Methods: We surveyed a nationally representative sample of 1504 US primary care physicians. Respondents were asked how responsible patients are for two conditions with more-developed medical explanations (depression and anxiety) and two conditions with less-developed medical explanations (chronic back pain and fibromyalgia), and how much satisfaction they experienced in treating each condition. We used Wald tests to compare mean satisfaction and ascribed patient responsibility between medically explained conditions and medically unexplained conditions. We conducted single-level and multilevel ordinal logistic models to test the relation between ascribed patient responsibility and physician satisfaction.

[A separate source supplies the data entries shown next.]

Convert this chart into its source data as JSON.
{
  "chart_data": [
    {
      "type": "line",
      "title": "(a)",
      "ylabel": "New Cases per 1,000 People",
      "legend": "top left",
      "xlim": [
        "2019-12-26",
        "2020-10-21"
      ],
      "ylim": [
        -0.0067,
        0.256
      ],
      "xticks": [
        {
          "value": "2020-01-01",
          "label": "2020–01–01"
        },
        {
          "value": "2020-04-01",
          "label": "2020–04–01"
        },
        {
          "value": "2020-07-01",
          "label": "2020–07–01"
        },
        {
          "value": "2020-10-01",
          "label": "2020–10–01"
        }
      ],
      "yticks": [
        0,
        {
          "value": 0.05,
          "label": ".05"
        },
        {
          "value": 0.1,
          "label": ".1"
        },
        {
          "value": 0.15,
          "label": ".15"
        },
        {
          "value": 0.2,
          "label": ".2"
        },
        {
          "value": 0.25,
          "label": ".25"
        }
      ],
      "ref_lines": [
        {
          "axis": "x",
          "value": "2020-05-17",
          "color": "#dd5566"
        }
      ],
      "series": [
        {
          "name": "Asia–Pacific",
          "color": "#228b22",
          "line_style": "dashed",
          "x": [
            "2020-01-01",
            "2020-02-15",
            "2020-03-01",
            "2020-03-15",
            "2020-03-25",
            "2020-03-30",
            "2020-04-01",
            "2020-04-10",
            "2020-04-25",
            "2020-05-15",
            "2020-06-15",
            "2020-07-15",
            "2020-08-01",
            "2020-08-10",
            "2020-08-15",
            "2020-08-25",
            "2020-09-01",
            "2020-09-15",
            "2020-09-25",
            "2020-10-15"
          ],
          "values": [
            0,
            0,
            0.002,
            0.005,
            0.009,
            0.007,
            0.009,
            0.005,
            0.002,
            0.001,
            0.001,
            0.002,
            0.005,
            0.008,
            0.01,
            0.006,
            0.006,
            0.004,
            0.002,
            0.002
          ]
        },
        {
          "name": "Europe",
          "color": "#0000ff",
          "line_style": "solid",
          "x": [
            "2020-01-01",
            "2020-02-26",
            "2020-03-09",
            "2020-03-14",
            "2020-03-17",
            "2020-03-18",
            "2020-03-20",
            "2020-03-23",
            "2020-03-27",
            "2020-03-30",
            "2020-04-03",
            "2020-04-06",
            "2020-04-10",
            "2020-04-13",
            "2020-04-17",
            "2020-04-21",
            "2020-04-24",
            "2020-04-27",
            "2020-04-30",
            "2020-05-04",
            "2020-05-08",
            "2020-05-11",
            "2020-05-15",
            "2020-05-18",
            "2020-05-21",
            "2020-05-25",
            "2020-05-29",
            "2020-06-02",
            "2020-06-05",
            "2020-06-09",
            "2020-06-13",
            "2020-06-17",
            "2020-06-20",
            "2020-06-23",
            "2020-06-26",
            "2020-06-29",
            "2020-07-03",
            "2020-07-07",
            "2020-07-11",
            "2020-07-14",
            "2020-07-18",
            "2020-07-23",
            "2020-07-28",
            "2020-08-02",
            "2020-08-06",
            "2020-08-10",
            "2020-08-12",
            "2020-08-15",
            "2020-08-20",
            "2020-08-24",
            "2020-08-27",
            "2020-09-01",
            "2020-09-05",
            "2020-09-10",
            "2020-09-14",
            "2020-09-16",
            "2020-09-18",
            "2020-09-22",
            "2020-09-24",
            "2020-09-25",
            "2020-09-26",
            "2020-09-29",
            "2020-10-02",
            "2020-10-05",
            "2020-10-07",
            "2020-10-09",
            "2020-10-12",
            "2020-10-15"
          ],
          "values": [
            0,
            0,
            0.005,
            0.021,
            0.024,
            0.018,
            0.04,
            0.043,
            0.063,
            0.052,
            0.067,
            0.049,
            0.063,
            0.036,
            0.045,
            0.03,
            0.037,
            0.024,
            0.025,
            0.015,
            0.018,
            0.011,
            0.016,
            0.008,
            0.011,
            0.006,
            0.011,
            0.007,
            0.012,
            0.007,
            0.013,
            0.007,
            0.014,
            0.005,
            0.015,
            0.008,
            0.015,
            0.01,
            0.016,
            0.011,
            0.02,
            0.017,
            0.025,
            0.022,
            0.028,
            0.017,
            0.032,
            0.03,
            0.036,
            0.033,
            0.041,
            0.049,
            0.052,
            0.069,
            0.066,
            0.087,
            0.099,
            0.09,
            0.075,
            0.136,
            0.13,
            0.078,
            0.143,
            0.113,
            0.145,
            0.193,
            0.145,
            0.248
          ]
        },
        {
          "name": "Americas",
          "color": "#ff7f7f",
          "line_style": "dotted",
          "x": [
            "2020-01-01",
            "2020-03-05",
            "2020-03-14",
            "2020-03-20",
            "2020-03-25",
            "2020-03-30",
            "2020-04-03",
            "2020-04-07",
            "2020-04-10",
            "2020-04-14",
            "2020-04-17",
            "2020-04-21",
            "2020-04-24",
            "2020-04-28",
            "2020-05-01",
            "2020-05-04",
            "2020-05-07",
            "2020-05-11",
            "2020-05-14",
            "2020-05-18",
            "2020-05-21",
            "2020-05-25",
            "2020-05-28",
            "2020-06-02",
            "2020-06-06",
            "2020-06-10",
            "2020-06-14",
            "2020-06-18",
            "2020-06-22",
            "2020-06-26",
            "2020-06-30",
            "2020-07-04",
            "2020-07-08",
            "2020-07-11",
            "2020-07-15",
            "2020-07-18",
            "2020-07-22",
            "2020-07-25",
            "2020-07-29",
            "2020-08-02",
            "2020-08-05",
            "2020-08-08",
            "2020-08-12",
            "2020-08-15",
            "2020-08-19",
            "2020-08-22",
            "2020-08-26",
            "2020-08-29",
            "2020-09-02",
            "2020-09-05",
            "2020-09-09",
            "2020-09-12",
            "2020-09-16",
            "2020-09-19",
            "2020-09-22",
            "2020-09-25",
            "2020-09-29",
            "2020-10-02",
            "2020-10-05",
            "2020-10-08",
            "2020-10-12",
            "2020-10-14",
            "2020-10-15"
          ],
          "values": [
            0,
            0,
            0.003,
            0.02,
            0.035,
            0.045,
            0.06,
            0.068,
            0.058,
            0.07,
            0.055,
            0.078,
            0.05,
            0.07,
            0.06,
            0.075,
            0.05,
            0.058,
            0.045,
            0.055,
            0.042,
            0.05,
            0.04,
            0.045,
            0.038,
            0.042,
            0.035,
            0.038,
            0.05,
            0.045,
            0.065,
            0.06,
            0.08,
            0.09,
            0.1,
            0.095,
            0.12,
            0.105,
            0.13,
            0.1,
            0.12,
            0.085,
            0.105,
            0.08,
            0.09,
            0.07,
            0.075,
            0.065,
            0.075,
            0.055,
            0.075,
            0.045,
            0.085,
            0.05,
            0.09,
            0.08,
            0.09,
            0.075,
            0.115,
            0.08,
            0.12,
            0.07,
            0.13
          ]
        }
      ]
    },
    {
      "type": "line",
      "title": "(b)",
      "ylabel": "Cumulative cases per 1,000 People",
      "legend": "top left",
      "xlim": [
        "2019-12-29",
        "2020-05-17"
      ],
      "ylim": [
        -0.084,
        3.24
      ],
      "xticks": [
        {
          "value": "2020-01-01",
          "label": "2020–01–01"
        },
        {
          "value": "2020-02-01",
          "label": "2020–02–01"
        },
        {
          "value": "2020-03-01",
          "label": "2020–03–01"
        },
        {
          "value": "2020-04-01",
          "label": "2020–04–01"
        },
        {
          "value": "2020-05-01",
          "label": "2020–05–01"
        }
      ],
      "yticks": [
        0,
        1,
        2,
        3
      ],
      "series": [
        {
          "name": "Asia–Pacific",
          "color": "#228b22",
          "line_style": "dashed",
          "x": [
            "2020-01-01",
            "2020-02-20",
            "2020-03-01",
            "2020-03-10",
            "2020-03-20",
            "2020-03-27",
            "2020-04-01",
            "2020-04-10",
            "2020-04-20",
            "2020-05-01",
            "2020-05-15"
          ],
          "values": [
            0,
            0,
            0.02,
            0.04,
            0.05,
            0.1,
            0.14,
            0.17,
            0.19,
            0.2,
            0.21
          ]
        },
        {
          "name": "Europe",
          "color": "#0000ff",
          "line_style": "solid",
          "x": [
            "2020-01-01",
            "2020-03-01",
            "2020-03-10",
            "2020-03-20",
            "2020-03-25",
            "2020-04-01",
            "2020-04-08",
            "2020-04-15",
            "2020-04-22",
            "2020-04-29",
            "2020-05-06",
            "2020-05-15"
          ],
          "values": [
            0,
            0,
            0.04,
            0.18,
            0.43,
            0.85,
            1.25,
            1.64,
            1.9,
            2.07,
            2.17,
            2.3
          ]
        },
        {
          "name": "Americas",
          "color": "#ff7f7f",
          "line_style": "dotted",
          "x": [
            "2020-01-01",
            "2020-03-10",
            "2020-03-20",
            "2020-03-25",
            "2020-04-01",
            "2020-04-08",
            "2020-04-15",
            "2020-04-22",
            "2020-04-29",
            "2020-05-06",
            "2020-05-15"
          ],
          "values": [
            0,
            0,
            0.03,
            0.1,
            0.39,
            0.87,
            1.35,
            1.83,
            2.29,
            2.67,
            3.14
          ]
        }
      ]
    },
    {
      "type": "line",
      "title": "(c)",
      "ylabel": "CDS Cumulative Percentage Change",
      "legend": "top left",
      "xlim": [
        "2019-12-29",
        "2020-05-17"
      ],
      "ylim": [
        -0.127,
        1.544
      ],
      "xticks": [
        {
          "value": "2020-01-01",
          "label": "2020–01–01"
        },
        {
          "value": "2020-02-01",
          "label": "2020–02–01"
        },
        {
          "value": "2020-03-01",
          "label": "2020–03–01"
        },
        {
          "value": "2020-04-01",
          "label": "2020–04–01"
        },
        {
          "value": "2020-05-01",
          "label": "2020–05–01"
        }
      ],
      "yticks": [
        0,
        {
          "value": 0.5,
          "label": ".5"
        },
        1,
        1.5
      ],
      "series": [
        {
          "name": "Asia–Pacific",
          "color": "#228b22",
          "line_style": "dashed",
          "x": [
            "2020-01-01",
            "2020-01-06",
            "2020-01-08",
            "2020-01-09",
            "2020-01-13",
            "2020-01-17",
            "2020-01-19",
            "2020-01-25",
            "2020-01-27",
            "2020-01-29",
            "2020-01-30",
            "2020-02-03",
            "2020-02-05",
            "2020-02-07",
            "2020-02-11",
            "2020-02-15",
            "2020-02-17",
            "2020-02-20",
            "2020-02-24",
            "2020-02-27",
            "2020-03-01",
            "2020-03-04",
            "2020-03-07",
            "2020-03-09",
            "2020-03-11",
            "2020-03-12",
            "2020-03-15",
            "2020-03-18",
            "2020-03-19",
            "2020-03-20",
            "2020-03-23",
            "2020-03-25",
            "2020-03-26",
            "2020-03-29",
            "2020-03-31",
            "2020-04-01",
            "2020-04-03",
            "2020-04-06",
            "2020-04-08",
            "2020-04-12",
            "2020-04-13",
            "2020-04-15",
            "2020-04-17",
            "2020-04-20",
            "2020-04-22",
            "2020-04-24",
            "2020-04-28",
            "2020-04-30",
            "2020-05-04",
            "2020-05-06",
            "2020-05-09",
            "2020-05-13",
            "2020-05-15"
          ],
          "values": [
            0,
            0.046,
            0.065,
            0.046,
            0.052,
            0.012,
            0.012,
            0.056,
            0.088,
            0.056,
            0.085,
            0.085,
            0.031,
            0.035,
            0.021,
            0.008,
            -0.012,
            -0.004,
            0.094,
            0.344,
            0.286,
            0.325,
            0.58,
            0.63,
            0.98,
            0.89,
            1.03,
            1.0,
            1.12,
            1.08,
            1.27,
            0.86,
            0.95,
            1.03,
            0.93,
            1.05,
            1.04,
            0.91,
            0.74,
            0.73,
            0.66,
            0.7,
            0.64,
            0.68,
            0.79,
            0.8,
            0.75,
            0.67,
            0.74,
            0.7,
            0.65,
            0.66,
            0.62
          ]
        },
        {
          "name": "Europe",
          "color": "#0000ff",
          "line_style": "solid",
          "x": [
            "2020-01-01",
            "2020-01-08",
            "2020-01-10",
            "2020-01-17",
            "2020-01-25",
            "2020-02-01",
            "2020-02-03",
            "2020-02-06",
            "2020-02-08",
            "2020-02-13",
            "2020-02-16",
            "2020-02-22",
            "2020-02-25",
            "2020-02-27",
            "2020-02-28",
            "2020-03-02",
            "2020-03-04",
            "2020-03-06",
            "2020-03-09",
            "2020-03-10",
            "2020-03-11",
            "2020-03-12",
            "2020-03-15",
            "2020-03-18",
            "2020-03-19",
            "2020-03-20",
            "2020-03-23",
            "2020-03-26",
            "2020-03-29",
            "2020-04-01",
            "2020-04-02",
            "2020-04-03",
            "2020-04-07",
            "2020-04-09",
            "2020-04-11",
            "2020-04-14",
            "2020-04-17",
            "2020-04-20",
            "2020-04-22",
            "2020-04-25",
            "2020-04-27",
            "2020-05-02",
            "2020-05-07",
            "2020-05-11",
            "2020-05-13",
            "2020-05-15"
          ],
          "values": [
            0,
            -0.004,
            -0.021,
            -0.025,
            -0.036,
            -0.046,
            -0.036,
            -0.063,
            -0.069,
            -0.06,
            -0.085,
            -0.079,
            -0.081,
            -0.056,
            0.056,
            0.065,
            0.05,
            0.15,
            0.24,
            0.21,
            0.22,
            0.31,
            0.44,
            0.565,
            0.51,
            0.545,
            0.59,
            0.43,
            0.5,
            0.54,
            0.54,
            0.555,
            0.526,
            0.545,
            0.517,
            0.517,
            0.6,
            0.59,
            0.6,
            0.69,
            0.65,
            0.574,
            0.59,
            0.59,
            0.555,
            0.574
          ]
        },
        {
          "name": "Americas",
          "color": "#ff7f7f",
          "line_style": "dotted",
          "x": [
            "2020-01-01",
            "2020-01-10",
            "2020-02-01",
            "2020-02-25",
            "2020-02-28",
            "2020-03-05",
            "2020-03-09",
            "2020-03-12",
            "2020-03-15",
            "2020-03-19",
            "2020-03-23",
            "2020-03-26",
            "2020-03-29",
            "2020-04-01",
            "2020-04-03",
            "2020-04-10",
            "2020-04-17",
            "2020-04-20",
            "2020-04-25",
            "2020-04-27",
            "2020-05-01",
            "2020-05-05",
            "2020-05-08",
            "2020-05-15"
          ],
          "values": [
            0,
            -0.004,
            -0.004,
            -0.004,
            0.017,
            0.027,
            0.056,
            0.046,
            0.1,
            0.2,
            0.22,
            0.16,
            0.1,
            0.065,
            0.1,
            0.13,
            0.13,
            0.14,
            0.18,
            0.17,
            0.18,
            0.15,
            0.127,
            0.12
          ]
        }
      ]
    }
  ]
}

Results: Treating medically unexplained conditions elicited less satisfaction than treating medically explained conditions (Wald P < 0.001). Physicians attribute significantly more patient responsibility to the former (Wald P < 0.005), although the magnitude of the difference is small. Across all four conditions, physicians reported experiencing less satisfaction when treating symptoms that result from choices for which patients are responsible (multilevel odds ratio 0.57, P = 0.000).

Conclusions: Physicians experience less satisfaction in treating conditions characterized by medically unexplained conditions and in treating conditions for which they believe the patient is responsible.